There was a Christmas tree in Maggie's house too. It wouldn't have made a
respectable branch for Ethel's tree, and the trimmings were so cheap and
poor that Celeste would have thrown them into the waste basket
immediately. There were a few common, cheap, perishable little toys around
the tree on the floor but to Maggie it was a glimpse of heaven. She stood
in her little white night-gown—no such thing as dressing for her on
Christmas morning—staring around her. The whole family was grouped about
her, even the littlest brothers, who went to school because they were not
big enough to work, forgot their own joy in watching their little sister.

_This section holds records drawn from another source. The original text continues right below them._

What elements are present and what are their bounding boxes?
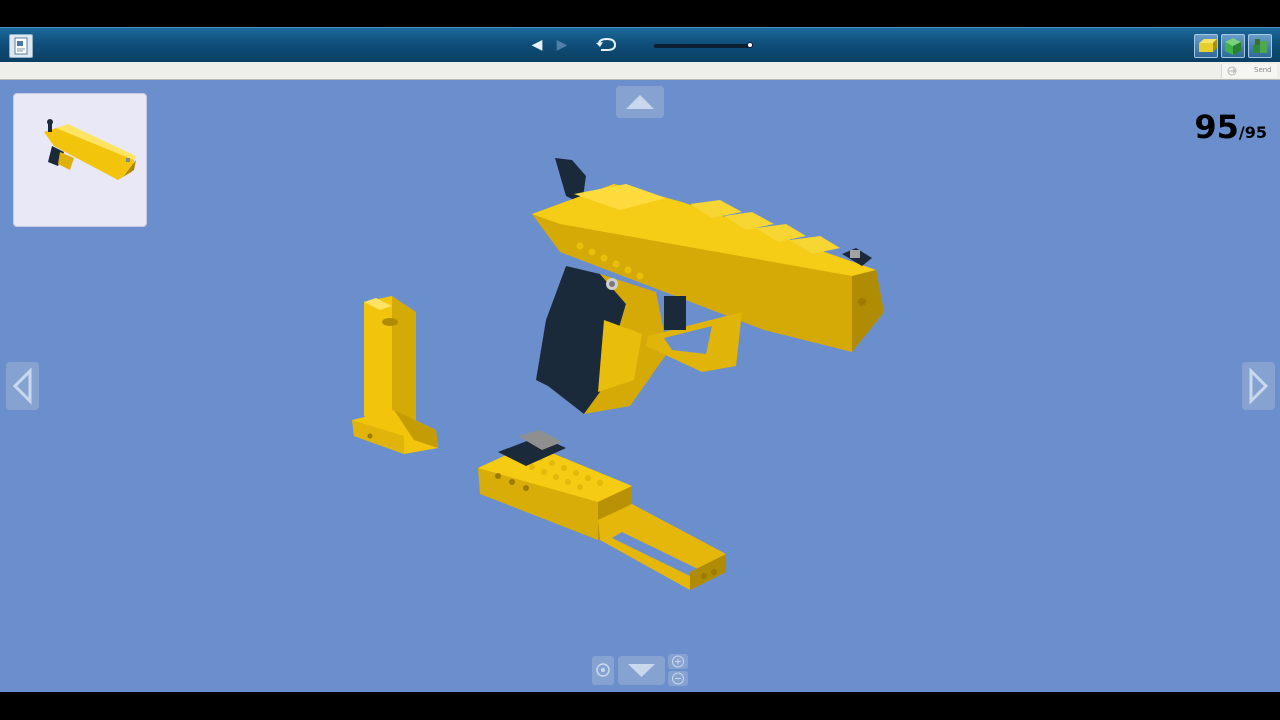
instruction-viewer: ◀ ▶ Send 95/95 (0, 0, 1280, 720)
step-progress-fill (654, 44, 750, 48)
pistol-body (532, 158, 884, 414)
view-model-icon[interactable] (1194, 34, 1218, 58)
top-toolbar: ◀ ▶ (0, 27, 1280, 62)
view-bricks-icon[interactable] (1221, 34, 1245, 58)
lego-pistol-model (352, 158, 884, 590)
next-step-icon[interactable]: ▶ (554, 36, 570, 54)
magazine-piece (352, 296, 438, 454)
secondary-bar: Send (0, 62, 1280, 80)
step-progress-slider[interactable] (654, 42, 753, 48)
lower-frame-piece (478, 430, 726, 590)
document-icon[interactable] (9, 34, 33, 58)
send-button[interactable]: Send (1221, 64, 1277, 78)
rotate-icon[interactable] (594, 34, 620, 56)
letterbox-bottom (0, 692, 1280, 720)
view-grid-icon[interactable] (1248, 34, 1272, 58)
send-icon (1227, 66, 1237, 76)
step-progress-knob[interactable] (747, 42, 753, 48)
previous-step-icon[interactable]: ◀ (529, 36, 545, 54)
model-canvas[interactable]: 95/95 (0, 80, 1280, 692)
letterbox-top (0, 0, 1280, 27)
send-label: Send (1254, 66, 1272, 74)
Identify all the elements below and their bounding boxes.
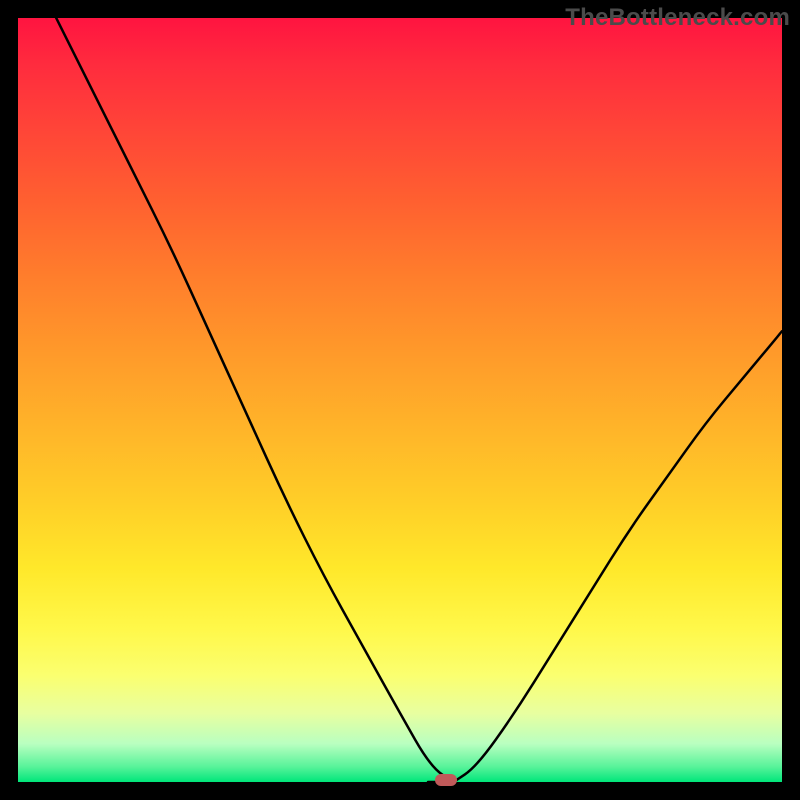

Her father, her mother, the big boys all in a state of more or less
dishevelled undress stood around her, pointing out first one thing and
then another which they had been able to get for her by denying themselves
some of the necessities of life. Maggie was so happy that her eyes
brimmed, yet she did not cry. She laughed, she clapped her hands, and
kissed them all round and finally found herself, a big orange in one hand,
a tin trumpet in the other, perched upon her father's broad shoulders
leading a frantic march around the narrow confines of the living-room. As
she passed by the one window she caught a glimpse of the alley. It had
been snowing throughout the night and the ground was white.
"Oh," she screamed with delight, "let me see the snow on Christmas
morning."
Her father walked over to the window, parted the cheap lace curtains,
while Maggie clapped her hands gleefully at the prospect. Presently she
lifted her eyes and looked toward the other window high up in the air,
where Ethel stood, a mournful little figure. Maggie's papa looked too. He
knew how cheap and poor were the little gifts he had bought for his
daughter.
"I wish," he thought, "that she could have some of the things that child
up there has."
Maggie however was quite content. She smiled, flourished her trumpet,
waved her orange, but there was no answering smile on Ethel's face now.
Finally the wistful little girl in the big house languidly waved her hand,
and then Maggie was taken away to be dressed lest she should catch cold
after the mischief was done.
"I hope that she's having a nice Christmas," said Maggie, referring to
Ethel.
"I hope so too," answered her mother, wishing that her little girl might
have some of the beautiful gifts she knew must be in the great house.
"Whatever she has," said Maggie, gleefully, "she can't have any nicer
Christmas than I have, that you and papa and the boys gave me. I'm just as
happy as I can be."
Over in the big house, Ethel was also wishing. She was so unhappy since
she had seen Maggie in the arms of her big, bearded father, standing by
the window, that she could control herself no longer. She turned away and
threw herself down on the floor in front of the tree and buried her face
in her hands bursting into tears.
It was Christmas morning and she was all alone.